A essa altura, tudo o que foi revolucionado em Homem-Aranha no Aranhaverso, é de conhecimento geral. Sim, é o melhor filme com o personagem (e sim, temos sete outras produções live action); sim, é uma das melhores animações dos últimos 10 anos; sim, esteticamente poucos títulos conseguiram ser mais inovadores no gênero. Mais uma vez, os produtores e roteiristas Phil Lord e Christopher Miller elevam as expectativas só para poder batê-las com mais um visual acachapante, com truques visuais ainda mais desconcertantes, e um trabalho de construção de ideias que talvez supere o anterior. Mas, assim como no primeiro, Homem-Aranha Através do Aranhaverso funciona principalmente pelo que tem a contar, pela forma como o faz e pelos lugares que alcança socialmente, e por reconfigurar o conceito de multiverso para fins particulares. Embora isso não empalideça diante do todo, o complemento de um a outro acaba fazendo a motivação narrativa se sobressair, em determinados momentos, e é nossa relação com o arco dos protagonistas que elevam a obra.

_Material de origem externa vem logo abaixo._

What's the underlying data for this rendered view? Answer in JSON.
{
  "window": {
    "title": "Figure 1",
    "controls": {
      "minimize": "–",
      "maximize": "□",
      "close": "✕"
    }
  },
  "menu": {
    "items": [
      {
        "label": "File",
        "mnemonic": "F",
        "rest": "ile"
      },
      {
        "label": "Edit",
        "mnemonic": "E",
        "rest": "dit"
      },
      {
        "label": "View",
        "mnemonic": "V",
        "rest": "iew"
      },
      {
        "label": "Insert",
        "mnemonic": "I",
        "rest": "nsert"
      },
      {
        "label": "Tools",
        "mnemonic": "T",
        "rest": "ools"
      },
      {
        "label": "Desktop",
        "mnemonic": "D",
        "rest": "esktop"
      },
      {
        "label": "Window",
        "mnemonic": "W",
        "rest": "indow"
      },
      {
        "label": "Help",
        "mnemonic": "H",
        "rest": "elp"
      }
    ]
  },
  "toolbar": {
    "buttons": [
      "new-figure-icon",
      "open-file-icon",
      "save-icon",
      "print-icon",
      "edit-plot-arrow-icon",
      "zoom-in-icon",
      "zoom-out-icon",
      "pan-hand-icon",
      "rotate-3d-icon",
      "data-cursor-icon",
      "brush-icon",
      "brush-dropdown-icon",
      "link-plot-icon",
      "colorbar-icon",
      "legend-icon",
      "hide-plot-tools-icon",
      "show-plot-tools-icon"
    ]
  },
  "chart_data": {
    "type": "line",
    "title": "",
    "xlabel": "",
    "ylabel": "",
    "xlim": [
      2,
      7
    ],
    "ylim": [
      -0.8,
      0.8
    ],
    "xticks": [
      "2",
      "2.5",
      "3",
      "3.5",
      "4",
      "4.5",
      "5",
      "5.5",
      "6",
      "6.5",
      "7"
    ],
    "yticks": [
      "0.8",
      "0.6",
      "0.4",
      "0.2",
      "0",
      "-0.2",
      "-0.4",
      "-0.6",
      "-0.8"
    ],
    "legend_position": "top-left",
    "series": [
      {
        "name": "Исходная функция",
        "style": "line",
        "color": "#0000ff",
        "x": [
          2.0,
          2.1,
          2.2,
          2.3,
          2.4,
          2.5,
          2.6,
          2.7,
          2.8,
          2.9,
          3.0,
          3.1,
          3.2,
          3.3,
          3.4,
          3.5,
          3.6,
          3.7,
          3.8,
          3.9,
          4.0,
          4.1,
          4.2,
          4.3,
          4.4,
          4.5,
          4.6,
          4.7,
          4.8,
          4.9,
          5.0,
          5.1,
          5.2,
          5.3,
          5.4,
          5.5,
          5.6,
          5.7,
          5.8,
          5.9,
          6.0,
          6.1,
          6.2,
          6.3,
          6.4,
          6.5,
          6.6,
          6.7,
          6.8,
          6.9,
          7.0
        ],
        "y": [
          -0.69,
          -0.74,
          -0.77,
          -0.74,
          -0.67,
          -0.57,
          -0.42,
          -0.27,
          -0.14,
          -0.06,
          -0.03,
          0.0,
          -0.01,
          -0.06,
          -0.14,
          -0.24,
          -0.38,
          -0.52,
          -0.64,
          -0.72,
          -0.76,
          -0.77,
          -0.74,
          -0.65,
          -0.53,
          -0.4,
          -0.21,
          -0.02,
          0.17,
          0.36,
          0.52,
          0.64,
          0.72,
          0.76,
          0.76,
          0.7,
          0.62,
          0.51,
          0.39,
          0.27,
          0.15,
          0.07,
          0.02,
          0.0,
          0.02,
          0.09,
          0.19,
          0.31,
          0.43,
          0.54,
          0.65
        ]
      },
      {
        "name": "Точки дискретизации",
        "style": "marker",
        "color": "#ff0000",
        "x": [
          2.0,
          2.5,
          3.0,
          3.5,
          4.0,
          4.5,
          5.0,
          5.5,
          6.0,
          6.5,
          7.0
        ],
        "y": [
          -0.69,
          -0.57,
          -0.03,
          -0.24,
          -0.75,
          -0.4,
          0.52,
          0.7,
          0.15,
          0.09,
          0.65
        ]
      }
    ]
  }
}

Ainda que existam espaços de poder geridos por mulheres e especificamente por uma mulher preta (e sabemos que é a mulher preta o ser mais rebaixado do mercado), o que acontece com Miles Morales em determinada cena é uma leitura exata do “lugar que você não merece estar, a não por acaso ou sorte”. E quando enfim retorna a um multiverso especialmente reconhecível, Miles percebe que tudo pode mudar ao seu redor, o que não muda são as possibilidades das quais ele terá de tomar para receber. É uma leitura talvez radical, mas que cabe em um material questionador como Homem-Aranha Através do Aranhaverso, que não utiliza de seu poder aglutinador apenas para fornecer espetáculo, mas também para cooptar linhas de discussão.
O rebuscamento da imagem, que remete de imediato tanto ao movimento das grandes cidades de ascensão das vozes periféricas quanto de uma modernização do próprio conceito de animação enquanto gênero, continua presente e aqui abre espaço para ainda outros olhares dentro do campo. Se há menos espaço narrativo para a multiplicidade dos universos, há aqui um entendimento de que o roteiro precisa centralizar seus esforços para encontrar uma verdade que não seja coletiva, mas exatamente particular dentro dessa coletividade. Miles não é um foco único, mas também Gwen Stacy está no centro do que é contado, assim como Miguel O’Hara, cada um puxando uma identidade de pesquisa. São campos complementares de análise do que está sendo narrado, por quais corpos e quais vivências, de que lugares vem as problematizações de cada desdobramento. Temos, no entanto, ao menos dois destaques que sentimos falta ao não estarem em foco, o Aranha indiano e seu multiverso, e o Punk Aranha – criações que extrapolam suas ideias possíveis para o infinito.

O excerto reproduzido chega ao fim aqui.